We have A(-4, -1) and B(-2, -4).

So, $AB = \sqrt {{{( - 2 + 4)}^2} + {{( - 4 + 1)}^2}} $

$AB = \sqrt {{{(2)}^2} + {{( - 3)}^2}} = \sqrt {4 + 9} = \sqrt {13} $ ……(1)

We have B(-2, -4) and C(4, 0).

So, $BC = \sqrt {{{(4 + 2)}^2} + {{(0 + 4)}^2}} $

$BC = \sqrt {{6^2} + {4^2}} = \sqrt {36 + 16} = \sqrt {52} $ ……….(2)

We have C(4, 0) and D(2, 3).

So, $CD = \sqrt {{{(2 - 4)}^2} + {{(3 - 0)}^2}} $

$CD = \sqrt {{2^2} + {3^2}} = \sqrt {4 + 9} = \sqrt {13} $ ……….(3)

We have A(-4, -1) and D(2, 3).

So, $AD = \sqrt {{{(2 + 4)}^2} + {{(3 + 1)}^2}} $

$AD = \sqrt {{6^2} + {4^2}} = \sqrt {36 + 16} = \sqrt {52} $ ……….(4)

Now comparing (1) and (3), we have:- AB = CD.

And comparing (2) and (4), we have:- BC = AD.

Hence, opposite sides are equal in length.

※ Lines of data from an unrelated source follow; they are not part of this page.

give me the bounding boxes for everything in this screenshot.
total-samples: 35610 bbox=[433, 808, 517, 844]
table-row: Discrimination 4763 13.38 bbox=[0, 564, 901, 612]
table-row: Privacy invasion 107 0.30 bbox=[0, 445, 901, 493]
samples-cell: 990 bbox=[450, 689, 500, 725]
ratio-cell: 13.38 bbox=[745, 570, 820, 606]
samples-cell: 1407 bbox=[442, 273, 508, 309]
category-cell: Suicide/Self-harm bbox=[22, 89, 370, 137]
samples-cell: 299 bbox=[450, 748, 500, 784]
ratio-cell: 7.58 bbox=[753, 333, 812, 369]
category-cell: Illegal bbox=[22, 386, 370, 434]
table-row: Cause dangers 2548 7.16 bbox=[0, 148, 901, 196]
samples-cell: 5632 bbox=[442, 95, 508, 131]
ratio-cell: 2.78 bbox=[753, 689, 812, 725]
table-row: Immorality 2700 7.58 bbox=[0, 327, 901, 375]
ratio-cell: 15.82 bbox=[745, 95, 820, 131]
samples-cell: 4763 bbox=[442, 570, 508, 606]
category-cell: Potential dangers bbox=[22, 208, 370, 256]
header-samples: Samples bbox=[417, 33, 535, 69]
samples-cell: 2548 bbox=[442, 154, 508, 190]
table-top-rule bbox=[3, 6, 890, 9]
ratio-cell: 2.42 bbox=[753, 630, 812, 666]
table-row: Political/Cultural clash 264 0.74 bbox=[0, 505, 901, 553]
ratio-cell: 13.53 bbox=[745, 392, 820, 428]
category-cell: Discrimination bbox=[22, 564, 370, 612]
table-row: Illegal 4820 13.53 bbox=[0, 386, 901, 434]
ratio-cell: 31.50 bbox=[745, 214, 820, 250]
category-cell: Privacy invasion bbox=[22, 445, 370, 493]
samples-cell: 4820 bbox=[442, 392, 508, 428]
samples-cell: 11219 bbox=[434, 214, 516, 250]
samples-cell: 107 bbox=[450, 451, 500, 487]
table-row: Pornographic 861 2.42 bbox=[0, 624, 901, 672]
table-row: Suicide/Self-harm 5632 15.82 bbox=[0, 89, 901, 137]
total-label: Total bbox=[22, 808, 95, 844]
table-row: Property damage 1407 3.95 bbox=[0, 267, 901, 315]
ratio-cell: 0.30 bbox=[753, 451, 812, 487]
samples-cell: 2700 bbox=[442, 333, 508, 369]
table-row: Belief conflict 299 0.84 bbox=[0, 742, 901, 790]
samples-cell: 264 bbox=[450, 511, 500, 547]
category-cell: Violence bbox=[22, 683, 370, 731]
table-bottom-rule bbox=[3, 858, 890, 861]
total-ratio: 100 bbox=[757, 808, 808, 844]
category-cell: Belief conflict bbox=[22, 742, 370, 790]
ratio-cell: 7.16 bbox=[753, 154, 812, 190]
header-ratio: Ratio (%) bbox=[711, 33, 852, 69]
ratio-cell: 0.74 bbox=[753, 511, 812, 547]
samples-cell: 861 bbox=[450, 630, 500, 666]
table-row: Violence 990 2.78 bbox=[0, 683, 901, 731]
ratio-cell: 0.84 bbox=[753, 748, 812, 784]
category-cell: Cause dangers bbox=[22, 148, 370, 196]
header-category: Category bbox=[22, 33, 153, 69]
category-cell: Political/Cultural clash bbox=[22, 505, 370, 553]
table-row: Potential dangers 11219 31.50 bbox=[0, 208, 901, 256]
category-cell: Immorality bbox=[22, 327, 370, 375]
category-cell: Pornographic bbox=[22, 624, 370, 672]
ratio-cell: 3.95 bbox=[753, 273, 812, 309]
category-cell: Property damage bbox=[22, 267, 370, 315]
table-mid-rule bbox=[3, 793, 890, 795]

Now, we will find the slopes of the all the sides:-

Slope of line formed by two points (a, b) and (c, d) is given by $\dfrac{{d - b}}{{c - a}}$.

We have A(-4, -1) and B(-2, -4).

So, Slope of $AB = \dfrac{{ - 4 + 1}}{{ - 2 + 4}} = - \dfrac{3}{2}$ ……..(5)

We have B(-2, -4) and C(4, 0).

So, Slope of $BC = \dfrac{{0 + 4}}{{4 + 2}} = \dfrac{4}{6} = \dfrac{2}{3}$ ………(6)

We have C(4, 0) and D(2, 3).

So, Slope of $CD = \dfrac{{3 - 0}}{{2 - 4}} = \dfrac{3}{{ - 2}} = - \dfrac{3}{2}$ ………(7)

We have D(2, 3) and A(-4, -1).

So, Slope of $DA = \dfrac{{ - 1 - 3}}{{ - 4 - 2}} = \dfrac{{ - 4}}{{ - 6}} = \dfrac{2}{3}$ ………(8)

Now comparing (5) and (7), we have:- Slope of AB = Slope of CD.

And comparing (6) and (8), we have:- Slope of BC = Slope of AD.

Hence, opposite sides are parallel.

Hence, now, ABCD is a parallelogram.

(Because If a quadrilateral has equal opposite sides and parallel, then it is a parallelogram)

Now we can see from (5) and (6) that Slope of AB is a negative reciprocal of Slope of BC.

This happens when lines are perpendicular.

Similarly with (7) and (8).

Hence, we got a rectangle by the requirements mentioned in the start of the answer.

Or he might stop at proving ABCD a parallelogram, but we need one right angle for sure.